Rituals and Traditions: How do you acknowledge certain routines to prove that you are a member of the group

Socialization: ways of participating in fandom without being too outside of your traditional social norm — think Facebook quizzes, Harry Potter sorting houses, even astrology.

Content Creation: content created that is created as sort of an offering to the fandom, often user-created.

Looking at these above activities — they all carry their own weight and demonstrate different levels of participation (or dedication) to a community or a cause.
I’m curious — what can we learn from understanding what causes someone to take action towards a fandom? How can we protect these activities — and keep them moving forward in a way that isn’t exploitative or taking advantage of the original creator’s intention.

Activities drive action (and belonging)

Many times, these activities are larger than oneself — they contribute to a larger entity or fan universe. Sometimes, these activities can even influence policy, platform decisions, drive events and foster bonds between members.

In a blog post on Eventbrite’s site — they identified that 85% of people are fans of something, this number jumps to 95% when you look at folks who are in the 18-24 range. These fans while yes, they come for events, live entertainment, and shopping, many of them come for the community.

Folks who travel to these events are usually looking to connect with others about their interests in a myriad of ways. In Simon Sinek’s blog, Start With Why, he writes about the feeling of belonging he experienced as he attended his first comic-con.

“No matter who we are, no matter what our values or beliefs, our tastes or proclivities, there is an entire culture or subculture out there just like us. I learned that, instead of expending energy to fit into the group, it’s better to expend energy to find the group in which you fit.”

In parting — how can we embrace our passions in order to find our sense of belonging. As cheesy as it sounds, let’s embrace ourselves for who we are.

What are you passionate about? What are you a fan of?

Let’s geek out on our passions together ✌️

Readings on fandom that I'm a fan of

Comic fan outrage? It’s part of being human, scientists say.
By Vaneta Rogers for Games Radar

“This ownership or commitment to the universe that the fandom is built around is what humans do,” Krasniewicz explains. “We create these kinds of ties to real or fictional worlds because that is how we make sense of the world. These commitments help us categorize and judge everything around us. It is amazing how much fictional universes can influence the everyday world.”

The Hard Work of Being a Fan Account
By Fadeke Adegbuy for Cybernaut / Every

“Fan accounts are a pillar of social media, central to the celebrity and influencer ecosystem.
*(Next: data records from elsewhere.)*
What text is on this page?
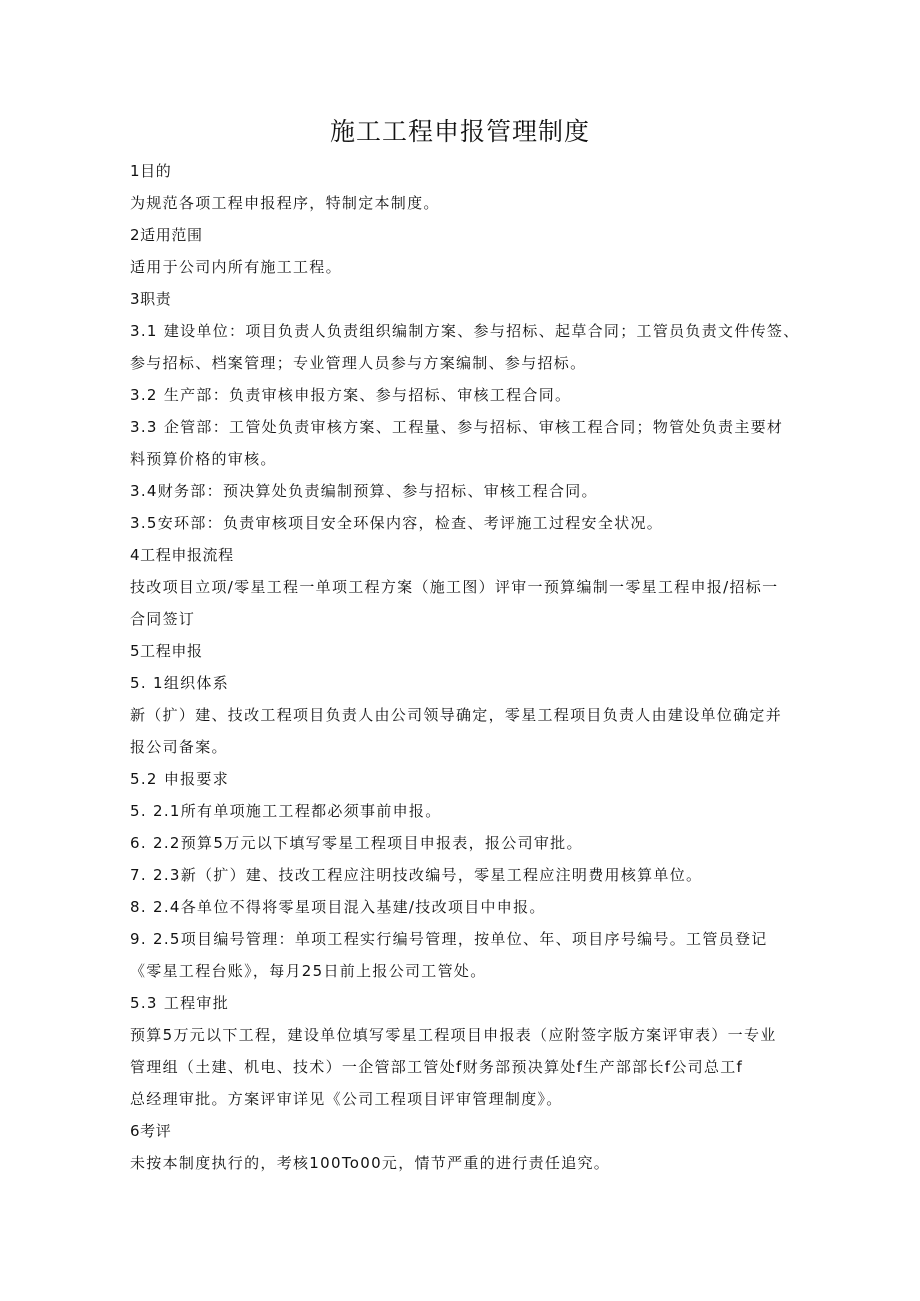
施工工程申报管理制度
1目的
为规范各项工程申报程序，特制定本制度。
2适用范围
适用于公司内所有施工工程。
3职责
3.1 建设单位：项目负责人负责组织编制方案、参与招标、起草合同；工管员负责文件传签、
参与招标、档案管理；专业管理人员参与方案编制、参与招标。
3.2 生产部：负责审核申报方案、参与招标、审核工程合同。
3.3 企管部：工管处负责审核方案、工程量、参与招标、审核工程合同；物管处负责主要材
料预算价格的审核。
3.4财务部：预决算处负责编制预算、参与招标、审核工程合同。
3.5安环部：负责审核项目安全环保内容，检查、考评施工过程安全状况。
4工程申报流程
技改项目立项/零星工程一单项工程方案（施工图）评审一预算编制一零星工程申报/招标一
合同签订
5工程申报
5. 1组织体系
新（扩）建、技改工程项目负责人由公司领导确定，零星工程项目负责人由建设单位确定并
报公司备案。
5.2 申报要求
5. 2.1所有单项施工工程都必须事前申报。
6. 2.2预算5万元以下填写零星工程项目申报表，报公司审批。
7. 2.3新（扩）建、技改工程应注明技改编号，零星工程应注明费用核算单位。
8. 2.4各单位不得将零星项目混入基建/技改项目中申报。
9. 2.5项目编号管理：单项工程实行编号管理，按单位、年、项目序号编号。工管员登记
《零星工程台账》，每月25日前上报公司工管处。
5.3 工程审批
预算5万元以下工程，建设单位填写零星工程项目申报表（应附签字版方案评审表）一专业
管理组（土建、机电、技术）一企管部工管处f财务部预决算处f生产部部长f公司总工f
总经理审批。方案评审详见《公司工程项目评审管理制度》。
6考评
未按本制度执行的，考核100To00元，情节严重的进行责任追究。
From fan Instagram pages to stan Twitter profiles, these social accounts allow fans to express appreciation for celebrities and creators, earning an audience by providing the best images and information—digging up interviews, finding obscure photos, and creating, as Anna does, invented celebrity scenes altogether. These social media accounts are an evolution from the dedicated fan websites that were an online mainstay in the ‘90s but seem less popular today.”
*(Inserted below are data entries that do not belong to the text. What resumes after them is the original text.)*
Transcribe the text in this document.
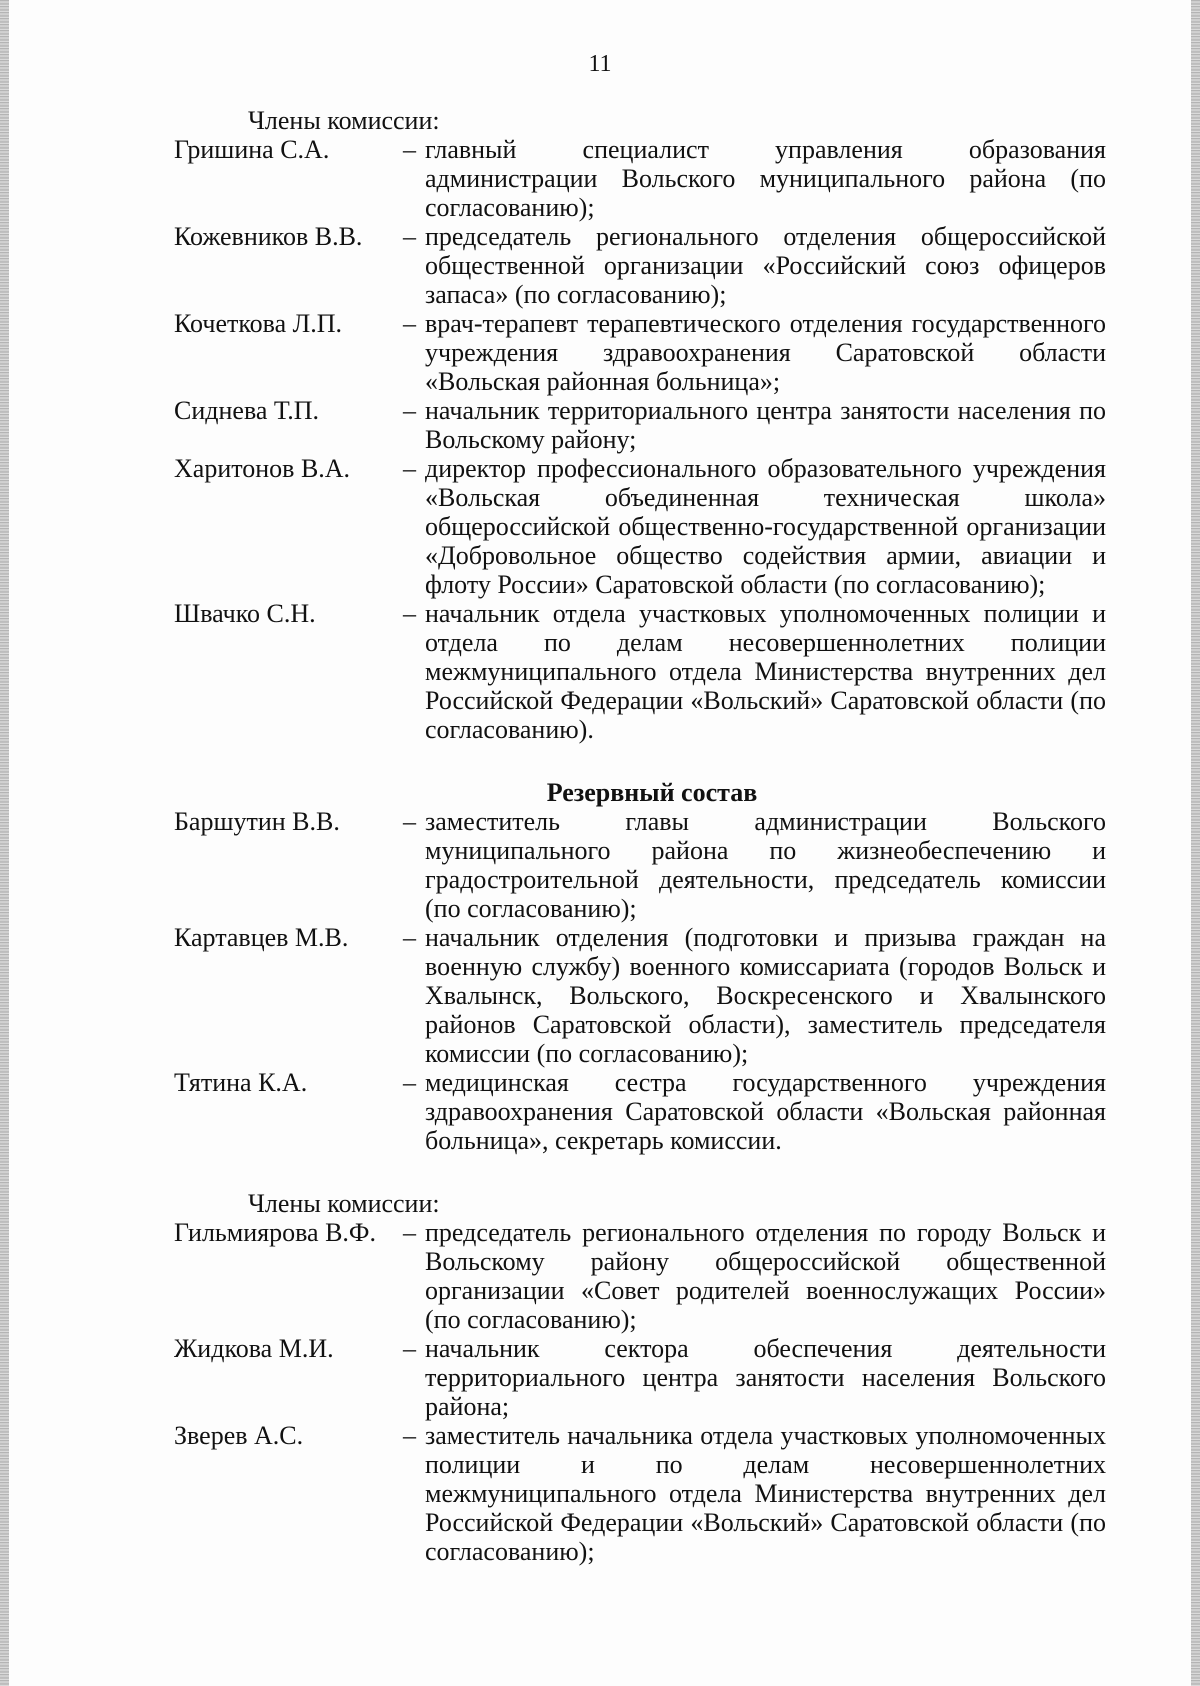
11
Члены комиссии:
Гришина С.А.	– главный специалист управления образования администрации Вольского муниципального района (по согласованию);
Кожевников В.В.	– председатель регионального отделения общероссийской общественной организации «Российский союз офицеров запаса» (по согласованию);
Кочеткова Л.П.	– врач-терапевт терапевтического отделения государственного учреждения здравоохранения Саратовской области «Вольская районная больница»;
Сиднева Т.П.	– начальник территориального центра занятости населения по Вольскому району;
Харитонов В.А.	– директор профессионального образовательного учреждения «Вольская объединенная техническая школа» общероссийской общественно-государственной организации «Добровольное общество содействия армии, авиации и флоту России» Саратовской области (по согласованию);
Швачко С.Н.	– начальник отдела участковых уполномоченных полиции и отдела по делам несовершеннолетних полиции межмуниципального отдела Министерства внутренних дел Российской Федерации «Вольский» Саратовской области (по согласованию).
Резервный состав
Баршутин В.В.	– заместитель главы администрации Вольского муниципального района по жизнеобеспечению и градостроительной деятельности, председатель комиссии (по согласованию);
Картавцев М.В.	– начальник отделения (подготовки и призыва граждан на военную службу) военного комиссариата (городов Вольск и Хвалынск, Вольского, Воскресенского и Хвалынского районов Саратовской области), заместитель председателя комиссии (по согласованию);
Тятина К.А.	– медицинская сестра государственного учреждения здравоохранения Саратовской области «Вольская районная больница», секретарь комиссии.
Члены комиссии:
Гильмиярова В.Ф.	– председатель регионального отделения по городу Вольск и Вольскому району общероссийской общественной организации «Совет родителей военнослужащих России» (по согласованию);
Жидкова М.И.	– начальник сектора обеспечения деятельности территориального центра занятости населения Вольского района;
Зверев А.С.	– заместитель начальника отдела участковых уполномоченных полиции и по делам несовершеннолетних межмуниципального отдела Министерства внутренних дел Российской Федерации «Вольский» Саратовской области (по согласованию);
When Expressing Your Fandom leads to Surprising New Skills
By Tricia Ennis for Syfy

"Fandom, especially expression of that fandom through various types of fanworks, has this inherent ability to almost accidentally teach us valuable, marketable skills. I’m far from the only person to have this experience. Fanfiction, for example, has been helping aspiring authors develop their craft for decades, and has famously led to the emergence of some of the more popular writers and works of fiction in recent memory."